# Privacy implications of hashing data

Cryptographic hash functions are also known as one-way functions because given an input x, one can easily compute its hashed value f(x), but it is impractical to recover x from knowing f(x).

However, if we know that x comes from a small universe of possible values, our one-way function can effectively become a two-way function, i.e. it may be possible to start with f(x) and recover x using a rainbow table attack.

It’s possible to defend against a rainbow attack yet still leak information about the probability distribution of values of x given f(x).
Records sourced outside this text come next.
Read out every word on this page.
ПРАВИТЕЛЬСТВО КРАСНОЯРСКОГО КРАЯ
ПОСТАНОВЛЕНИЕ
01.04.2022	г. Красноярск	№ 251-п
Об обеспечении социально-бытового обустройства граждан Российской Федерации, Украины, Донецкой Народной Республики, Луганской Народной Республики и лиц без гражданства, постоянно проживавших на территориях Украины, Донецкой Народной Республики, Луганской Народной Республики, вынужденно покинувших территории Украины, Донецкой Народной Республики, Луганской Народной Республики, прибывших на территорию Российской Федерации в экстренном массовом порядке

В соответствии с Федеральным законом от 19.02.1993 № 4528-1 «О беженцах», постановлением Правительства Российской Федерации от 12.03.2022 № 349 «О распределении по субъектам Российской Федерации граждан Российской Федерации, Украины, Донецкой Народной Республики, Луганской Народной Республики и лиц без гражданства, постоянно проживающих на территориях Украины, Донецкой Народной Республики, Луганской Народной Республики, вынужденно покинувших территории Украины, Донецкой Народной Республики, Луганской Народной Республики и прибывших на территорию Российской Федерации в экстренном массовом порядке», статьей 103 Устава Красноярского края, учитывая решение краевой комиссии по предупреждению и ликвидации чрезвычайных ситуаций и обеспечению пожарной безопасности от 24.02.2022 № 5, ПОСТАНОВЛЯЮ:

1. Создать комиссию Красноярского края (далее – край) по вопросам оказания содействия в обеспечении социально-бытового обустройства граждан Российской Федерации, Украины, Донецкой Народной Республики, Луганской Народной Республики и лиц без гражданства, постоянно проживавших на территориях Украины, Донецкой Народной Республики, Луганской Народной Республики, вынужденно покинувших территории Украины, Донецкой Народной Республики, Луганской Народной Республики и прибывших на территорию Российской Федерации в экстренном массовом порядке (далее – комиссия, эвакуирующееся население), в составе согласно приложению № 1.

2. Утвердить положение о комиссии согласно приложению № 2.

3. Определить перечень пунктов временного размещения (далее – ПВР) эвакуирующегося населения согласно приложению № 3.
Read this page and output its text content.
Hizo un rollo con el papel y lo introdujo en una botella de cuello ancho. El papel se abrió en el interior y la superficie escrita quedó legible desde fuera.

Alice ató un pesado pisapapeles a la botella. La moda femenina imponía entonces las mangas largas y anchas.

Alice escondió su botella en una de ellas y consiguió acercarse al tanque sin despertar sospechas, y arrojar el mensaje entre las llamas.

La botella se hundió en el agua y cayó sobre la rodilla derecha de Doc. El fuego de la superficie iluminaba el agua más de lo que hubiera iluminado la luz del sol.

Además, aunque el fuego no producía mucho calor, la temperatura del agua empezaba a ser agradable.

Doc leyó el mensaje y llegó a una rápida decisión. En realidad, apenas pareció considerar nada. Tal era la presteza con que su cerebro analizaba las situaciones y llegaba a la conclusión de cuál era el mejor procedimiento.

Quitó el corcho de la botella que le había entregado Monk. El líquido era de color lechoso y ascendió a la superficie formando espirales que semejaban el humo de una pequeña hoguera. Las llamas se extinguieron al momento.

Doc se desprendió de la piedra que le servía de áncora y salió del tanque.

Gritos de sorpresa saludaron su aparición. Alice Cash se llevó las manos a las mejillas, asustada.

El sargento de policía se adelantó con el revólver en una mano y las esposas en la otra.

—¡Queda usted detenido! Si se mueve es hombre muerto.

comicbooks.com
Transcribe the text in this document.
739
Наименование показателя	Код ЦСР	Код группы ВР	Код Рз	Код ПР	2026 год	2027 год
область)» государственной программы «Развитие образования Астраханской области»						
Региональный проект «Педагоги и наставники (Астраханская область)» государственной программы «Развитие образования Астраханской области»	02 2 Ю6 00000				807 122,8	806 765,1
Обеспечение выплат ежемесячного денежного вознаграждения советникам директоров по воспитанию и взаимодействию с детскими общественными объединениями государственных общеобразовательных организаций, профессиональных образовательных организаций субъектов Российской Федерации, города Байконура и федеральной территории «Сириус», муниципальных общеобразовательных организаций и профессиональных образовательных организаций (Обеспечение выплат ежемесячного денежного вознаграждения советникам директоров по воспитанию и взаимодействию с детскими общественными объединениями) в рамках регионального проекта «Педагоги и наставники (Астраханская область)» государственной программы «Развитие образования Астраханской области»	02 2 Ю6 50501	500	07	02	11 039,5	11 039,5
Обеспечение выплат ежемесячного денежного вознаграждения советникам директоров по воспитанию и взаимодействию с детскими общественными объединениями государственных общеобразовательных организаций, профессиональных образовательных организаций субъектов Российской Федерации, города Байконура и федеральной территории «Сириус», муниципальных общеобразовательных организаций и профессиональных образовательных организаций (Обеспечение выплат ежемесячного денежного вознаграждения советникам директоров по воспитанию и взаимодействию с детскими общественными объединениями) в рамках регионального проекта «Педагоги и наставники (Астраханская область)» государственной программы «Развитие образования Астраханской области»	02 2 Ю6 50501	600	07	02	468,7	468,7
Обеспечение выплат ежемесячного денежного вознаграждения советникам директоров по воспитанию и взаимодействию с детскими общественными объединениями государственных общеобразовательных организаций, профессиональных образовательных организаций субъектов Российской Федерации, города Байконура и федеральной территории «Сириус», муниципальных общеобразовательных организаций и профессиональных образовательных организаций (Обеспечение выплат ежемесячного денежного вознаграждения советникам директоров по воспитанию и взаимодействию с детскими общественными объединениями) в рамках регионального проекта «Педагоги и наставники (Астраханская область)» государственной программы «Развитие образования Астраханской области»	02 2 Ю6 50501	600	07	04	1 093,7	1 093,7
For privacy protection, hashing is better than not hashing. Keyed hashing is better than unkeyed hashing. But even keyed hashing can leak information.

## Rainbow tables

Suppose a data set contains SHA-256 hashed values of US Social Security Numbers (SSNs). Since SSNs have 10 digits, there are 10 billion possible SSNs. It would be possible to hash all possible SSNs and create a lookup table, known as a rainbow table. There are three things that make the rainbow table attack possible in this example:

1. The range of possible inputs is known and relatively small.
2. The hashing algorithm is known.
3. The hashing algorithm can be computed quickly.

There are a couple ways to thwart a rainbow table attack. Assuming we have no control of (1) above, we can alter (2) or (3).

### Keyed hashing

A way to alter (2) is to use a keyed hash algorithm. For example, if we XOR the SSNs with a key before applying SHA-256, an attacker cannot construct a rainbow table without knowing the key. The attacker may know the core hash algorithm we are using, but they do not know the entire algorithm because the key is part of the algorithm.

### Expensive hashing

A way to alter (3) is to use hashing algorithms that are expensive to compute, such as Argon2. The idea is that such hash functions can be computed quickly enough for legitimate use cases, but not for brute-force attacks.

The time required to create a rainbow table is the product of the time to compute a single hash and the size of the set of possible inputs. If it took an hour to compute a hash value, but there are only 10 possible values, then an attacker could compute a rainbow table in 10 hours.

## Leaking attribute probabilities

Now suppose we’re using a keyed hashing algorithm. Maybe we’re paranoid and use an expensive hashing algorithm on top of that. What can go wrong now?

If we’re hashing values that each appear one time then we’re OK. If we apply a keyed hash to primary keys in a database, such as patient ID, then the hashed ID does not reveal the patient ID. But if we hash attributes associated with that patient ID, things are different.

### Frequency analysis

Suppose US state is an attribute in your database, and you hash this value. No matter how secure and how expensive your hash algorithm is, each state will have a unique hash value. If the database contains a geographically representative sample of the US population, then the hashed state value that appears most often is probably the most populous state, i.e. California. The second most common hashed state value probably corresponds to Texas.

Things are fuzzier on the low end. The hashed state value appearing least often may not correspond to Wyoming, but it very likely does not correspond to Florida, for example.

In short, you can infer the state values using the same kind of frequency analysis you’d use to solve a simple substitution cipher in a cryptogram puzzle. The larger the data set, the more closely the empirical order will likely align with the population order.

### Maybe this is OK?

Frequency analysis makes it possible to infer (with some uncertainty) the most common values. But the most common values are also the least informative. Knowing someone is from California narrows down their identity less than knowing that they are from Wyoming.

Frequency analysis is less specific for less common values. It might not tell you with much confidence that someone is from Wyoming, but it might tell you with some confidence that they come from a low-population state. However, since there are several low-population states, knowing someone is from such a state, without knowing which particular state, isn’t so informative.

Data privacy depends on context. Knowing what state someone is likely from may or may not be a problem depending on what other information is available.